Savage Little Lies (Court Legacy 2)
Page 4
I watched, a twitch in my eye as my grandfather hovered a hand behind my girl’s back. My girl who looked cheesed to the fucking nines to be in his presence. Grandpa Prinze smiled at her. “Yes, tell him everything worked out.” He placed that smile on me. “He was quite worried once I told him everything. I was at the house with him when Sloane called me.”
I swallowed, saying nothing.
Grandpa Prinze nodded at Sloane. “Don’t worry about Dorian and myself. I’m sure we’ll find something to talk about while you’re gone.”
I was sure we would, my body stiff as a goddamn board in the old man’s presence.
I suddenly found myself very relieved to be in a police station. There were at least a dozen cops here, all fucking strapped.
Not that it would matter.
My grandfather stood in front of me resurrected, alive when he shouldn’t be.
I knew because I had stood over the body.
I’d been the grim reaper not long ago, and apparently, this old fuck had nine lives. Sloane touched my arm before she left, and it took all I had in me to not react to anything happening to me at the present. I didn’t want to show that I was thoroughly shaken, especially in front of the man I’d attempted to kill.
I couldn’t show my cards.
If Grandfather could tell I was thrown by his presence, he didn’t act like it. He simply watched Sloane go, as I did. She took a corner of the police station to continue with her call, one away from the doors and cops moving in and out of them with perps. Once there, she proceeded to take her call with her brother, and that was when my grandfather turned in my direction. His jeweled cane shifted under his hand, and when he made a step in my direction, I flinched.
The corners of his lips lifted, his smile a small one. It was almost coy as he lifted his chin. “Are you all right, son?” he questioned, his poker face a good one. He was acting as if him standing here was the most normal of occurrences. His head lowered. “You seem to have some nerves going about you.”

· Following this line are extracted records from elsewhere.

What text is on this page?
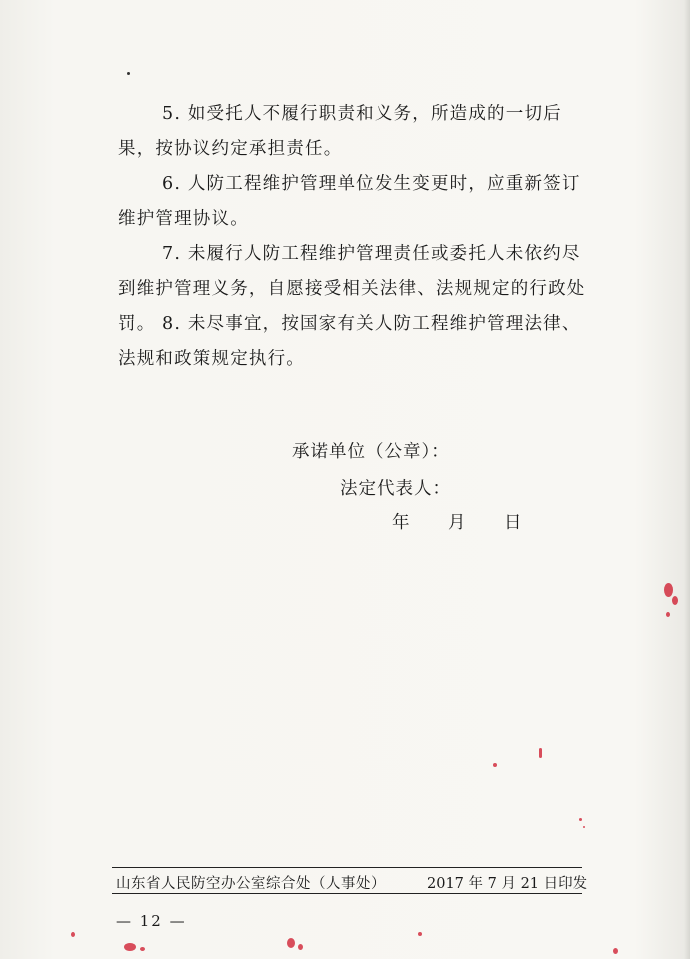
5. 如受托人不履行职责和义务，所造成的一切后果，按协议约定承担责任。

6. 人防工程维护管理单位发生变更时，应重新签订维护管理协议。

7. 未履行人防工程维护管理责任或委托人未依约尽到维护管理义务，自愿接受相关法律、法规规定的行政处罚。 8. 未尽事宜，按国家有关人防工程维护管理法律、法规和政策规定执行。

承诺单位（公章）：
法定代表人：
年 月 日
山东省人民防空办公室综合处（人事处）	2017 年 7 月 21 日印发
— 12 —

Well, that happened when one saw a fucking ghost.
I eyed the area, studied Sloane. She was waving at me now, grinning, but my reaction to that wasn’t much.
I was in too much fucking shock.
In any case, she went back to her call, and I faced the old man who’d called me son again. I pocketed my hands, my throat tight. “Nerves happen when you see ghosts.”
This man should be dead, point-blank, and though it shouldn’t have been, offing the fucker had been the hardest thing I’d had to do. I wasn’t a killer. I was a good son, an honorable one my father and mother raised, and as dark as some shit had been in my life, it’d never crossed my mind to kill someone. Even my worst enemies.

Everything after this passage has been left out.